例えば中盤、小夜子がアルベールの目を盗み、監禁した財団メンバーに裏切りを持ちかけるシーンでは、赤い光に沈む小夜子の顔が、監禁されている男の目線とおぼしきバストショットで捉えられる。しかし彼女の視線は、カメラではなく画面の下手側に向けられている。本作には、こういった「寄るべのない視線」が随所に散りばめられているのだ。

最もわかりやすいのが、日本に暮らす夫とオンラインで会話を交わすシーンだろう。このシーンでは、本来ならばカメラ前にいるはずの小夜子がパソコンの横に佇んでいる。彼女は、夫の呼びかけにも応じず、ただひたすら闇に佇んでいるだけだ。

映画評論家の三浦哲哉は、サスペンス映画の要素の一つに「見えないもの」を挙げ、その例に、「画面をどこかから監視・操作している、高次の眼差し」を挙げている。

「あるイメージは、見えていないけれども存続する、画面外のもうひとつのイメージとの関係下に置かれる。

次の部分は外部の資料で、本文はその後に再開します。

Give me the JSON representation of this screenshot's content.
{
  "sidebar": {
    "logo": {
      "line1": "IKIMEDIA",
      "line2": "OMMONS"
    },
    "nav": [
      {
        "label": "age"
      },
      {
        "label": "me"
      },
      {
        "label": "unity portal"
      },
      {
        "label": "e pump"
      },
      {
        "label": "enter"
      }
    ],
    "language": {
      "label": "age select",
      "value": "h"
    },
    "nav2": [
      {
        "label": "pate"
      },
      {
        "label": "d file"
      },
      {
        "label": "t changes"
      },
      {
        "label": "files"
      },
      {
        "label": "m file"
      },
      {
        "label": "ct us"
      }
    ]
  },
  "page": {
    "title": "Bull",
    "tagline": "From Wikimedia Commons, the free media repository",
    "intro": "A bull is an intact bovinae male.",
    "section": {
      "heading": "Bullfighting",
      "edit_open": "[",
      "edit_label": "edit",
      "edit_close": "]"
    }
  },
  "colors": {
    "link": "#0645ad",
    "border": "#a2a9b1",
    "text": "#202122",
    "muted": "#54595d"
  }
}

『見えないもの』をいかにして画面の中へ作用させるか。それが時代を超えてサスペンスの作り手たちを貫く関心ごとだったと言えるだろう」(※)

本作では、寄る辺ない小夜子の視線が、作中の空間に見えない「空白」を作り出している。そして、それは、黒沢自身が述べているように、小夜子が作中ほぼ唯一の女性であることにも関わっている。いわば彼女は本作の超越的な「外部」であり、黒沢自身がインタビューで述べているように、全ての男性を「コントロールしている、結果彼女がすべて糸を引いている」(※2)存在なのだ。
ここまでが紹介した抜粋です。